As Axelrod says, "What accounts for Tit-for-tat's robust success is its combination of being nice, retaliatory, forgiving and clear. Its niceness prevents it from getting into unnecessary trouble. Its retaliation discourages the other side from persisting whenever defection is tried. Its forgiveness helps restore mutual cooperation. And its clarity makes it intelligible to the other player, thereby eliciting long-term cooperation."
In a world with a mix of strategies and at least a few people playing Tit-for-Tat, Tit-for-Tat will always beat the consistently evil. It is also worthy to note that Tit-for-Tat only makes sense in a series of games, and that in a single game, it fails against "nasty" strategies.

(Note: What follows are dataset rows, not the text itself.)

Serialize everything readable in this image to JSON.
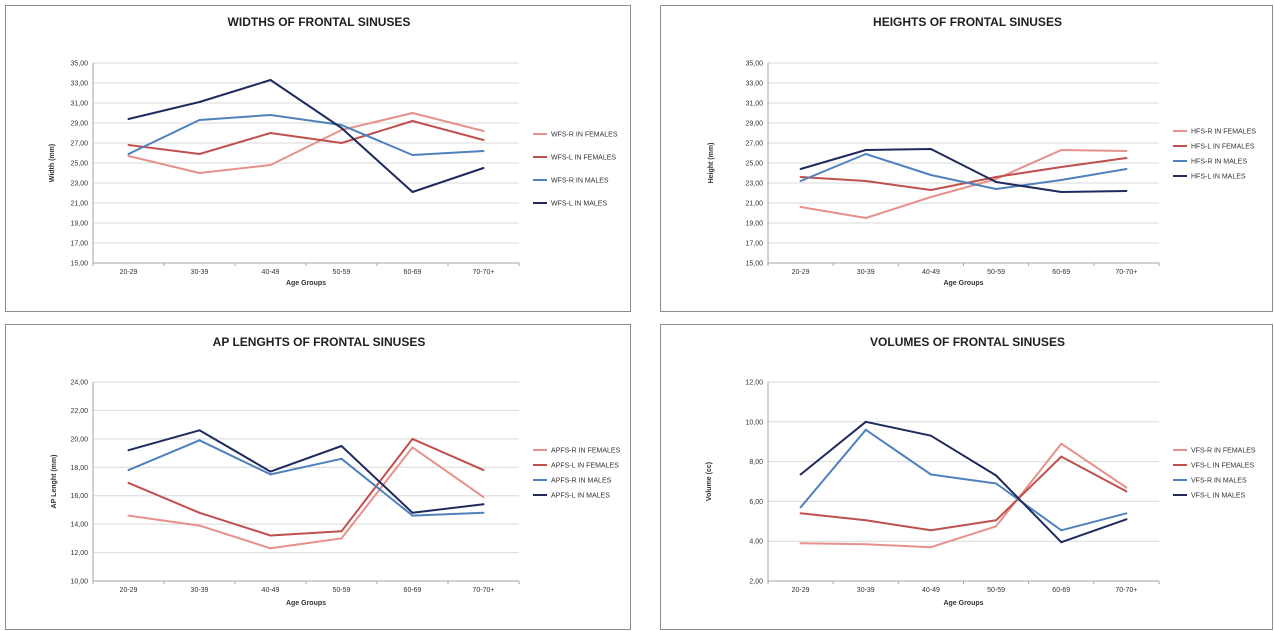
{
  "chart_data": [
    {
      "type": "line",
      "title": "WIDTHS OF FRONTAL SINUSES",
      "xlabel": "Age Groups",
      "ylabel": "Width (mm)",
      "ylim": [
        15,
        35
      ],
      "ystep": 2,
      "categories": [
        "20-29",
        "30-39",
        "40-49",
        "50-59",
        "60-69",
        "70-70+"
      ],
      "yticks": [
        "15,00",
        "17,00",
        "19,00",
        "21,00",
        "23,00",
        "25,00",
        "27,00",
        "29,00",
        "31,00",
        "33,00",
        "35,00"
      ],
      "grid": true,
      "legend": "right",
      "series": [
        {
          "name": "WFS-R IN FEMALES",
          "color": "#e6918c",
          "values": [
            25.7,
            24.0,
            24.8,
            28.3,
            30.0,
            28.2
          ]
        },
        {
          "name": "WFS-L IN FEMALES",
          "color": "#c0504d",
          "values": [
            26.8,
            25.9,
            28.0,
            27.0,
            29.2,
            27.3
          ]
        },
        {
          "name": "WFS-R IN MALES",
          "color": "#4f81bd",
          "values": [
            25.9,
            29.3,
            29.8,
            28.8,
            25.8,
            26.2
          ]
        },
        {
          "name": "WFS-L IN MALES",
          "color": "#1f2a5e",
          "values": [
            29.4,
            31.1,
            33.3,
            28.5,
            22.1,
            24.5
          ]
        }
      ]
    },
    {
      "type": "line",
      "title": "HEIGHTS OF FRONTAL SINUSES",
      "xlabel": "Age Groups",
      "ylabel": "Height (mm)",
      "ylim": [
        15,
        35
      ],
      "ystep": 2,
      "categories": [
        "20-29",
        "30-39",
        "40-49",
        "50-59",
        "60-69",
        "70-70+"
      ],
      "yticks": [
        "15,00",
        "17,00",
        "19,00",
        "21,00",
        "23,00",
        "25,00",
        "27,00",
        "29,00",
        "31,00",
        "33,00",
        "35,00"
      ],
      "grid": true,
      "legend": "right",
      "series": [
        {
          "name": "HFS-R IN FEMALES",
          "color": "#e6918c",
          "values": [
            20.6,
            19.5,
            21.6,
            23.4,
            26.3,
            26.2
          ]
        },
        {
          "name": "HFS-L IN FEMALES",
          "color": "#c0504d",
          "values": [
            23.6,
            23.2,
            22.3,
            23.6,
            24.6,
            25.5
          ]
        },
        {
          "name": "HFS-R IN MALES",
          "color": "#4f81bd",
          "values": [
            23.2,
            25.9,
            23.8,
            22.4,
            23.3,
            24.4
          ]
        },
        {
          "name": "HFS-L IN MALES",
          "color": "#1f2a5e",
          "values": [
            24.4,
            26.3,
            26.4,
            23.1,
            22.1,
            22.2
          ]
        }
      ]
    },
    {
      "type": "line",
      "title": "AP LENGHTS OF FRONTAL SINUSES",
      "xlabel": "Age Groups",
      "ylabel": "AP Lenght (mm)",
      "ylim": [
        10,
        24
      ],
      "ystep": 2,
      "categories": [
        "20-29",
        "30-39",
        "40-49",
        "50-59",
        "60-69",
        "70-70+"
      ],
      "yticks": [
        "10,00",
        "12,00",
        "14,00",
        "16,00",
        "18,00",
        "20,00",
        "22,00",
        "24,00"
      ],
      "grid": true,
      "legend": "right",
      "series": [
        {
          "name": "APFS-R IN FEMALES",
          "color": "#e6918c",
          "values": [
            14.6,
            13.9,
            12.3,
            13.0,
            19.4,
            15.9
          ]
        },
        {
          "name": "APFS-L IN FEMALES",
          "color": "#c0504d",
          "values": [
            16.9,
            14.8,
            13.2,
            13.5,
            20.0,
            17.8
          ]
        },
        {
          "name": "APFS-R IN MALES",
          "color": "#4f81bd",
          "values": [
            17.8,
            19.9,
            17.5,
            18.6,
            14.6,
            14.8
          ]
        },
        {
          "name": "APFS-L IN MALES",
          "color": "#1f2a5e",
          "values": [
            19.2,
            20.6,
            17.7,
            19.5,
            14.8,
            15.4
          ]
        }
      ]
    },
    {
      "type": "line",
      "title": "VOLUMES OF FRONTAL SINUSES",
      "xlabel": "Age Groups",
      "ylabel": "Volume (cc)",
      "ylim": [
        2,
        12
      ],
      "ystep": 2,
      "categories": [
        "20-29",
        "30-39",
        "40-49",
        "50-59",
        "60-69",
        "70-70+"
      ],
      "yticks": [
        "2,00",
        "4,00",
        "6,00",
        "8,00",
        "10,00",
        "12,00"
      ],
      "grid": true,
      "legend": "right",
      "series": [
        {
          "name": "VFS-R IN FEMALES",
          "color": "#e6918c",
          "values": [
            3.9,
            3.85,
            3.7,
            4.75,
            8.9,
            6.7
          ]
        },
        {
          "name": "VFS-L IN FEMALES",
          "color": "#c0504d",
          "values": [
            5.4,
            5.05,
            4.55,
            5.05,
            8.25,
            6.5
          ]
        },
        {
          "name": "VFS-R IN MALES",
          "color": "#4f81bd",
          "values": [
            5.7,
            9.6,
            7.35,
            6.9,
            4.55,
            5.4
          ]
        },
        {
          "name": "VFS-L IN MALES",
          "color": "#1f2a5e",
          "values": [
            7.35,
            10.0,
            9.3,
            7.3,
            3.95,
            5.1
          ]
        }
      ]
    }
  ]
}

Given that we happen to live in a world with a time dimension, though, this seems to be a somewhat academic point.
The dark side of Tit-for-Tat, as Ridley notes in his book, is that if two players operating under Tit-for-Tat meet each other, and one of them accidentally defects, then a continuous series of mutual recriminations begins from which there is no escape. This is how blood feuds start and why they never end. So Tit-for-Tat was discovered to be not evolutionarily stable.
Martin Nowak designed a new tournament where nothing was certain and everything was statistically driven, including 'random' mistakes and tactics. The system could 'learn,' evolving over time. In this world, a new strategy prevailed called Generous-Tit-for-Tat. Generous will randomly forgive single mistakes one-third of the time. To forgive all single defections (called Tit-for-Two-Tats) is to invite exploitation, but to do it randomly broke cycles of recrimination. So Generous could beat Tit-for-Tat - but Novak then discovered that Generous could be beat by nicer strategies, but then these strategies could be beat by the perfectly cooperative strategy, which in turn could be beat by the perfectly nasty strategy. So this was not evolutionarily stable either.
Eventually, Karl Sigmund and Martin Nowak came upon the Pavlov strategy, which essentially meant that when the player wins, he continues behaving the same; when the player loses, he shifts tactics. It's also called the Win-Stay, Lose-Shift. Essentially, you don't change until something is wrong. Pavlov builds cooperation, tends to punish when partners defect, and then forgives. But it also screws naive suckers by defecting (and winning) consistently. So 'it creates a cooperative world, but doesn't allow that world to decay into a too-trusting Utopia where free-riders can flourish.' In a learning world, Pavlov is evolutionarily stable.
It makes me wonder about what lessons there are to be learned here about the stability of different political systems. Communism's principles are close to the 'perfectly cooperative' strategy. But it is beat easily by an invasion of the 'perfectly nasty' strategy of tyranny. If you agree that capitalism is like the Tit-for-Tat strategy, then it can be highly effective but is dominated by more cooperative strategies. Ridley implies, however, that Tit-for-Tat, by doing a effective job of punishing, demolishes nasty strategies and clears the way for nicer (but not naive) strategies to dominate. So basically, you should be as nice as you can possibly be without inhibiting feedback and learning.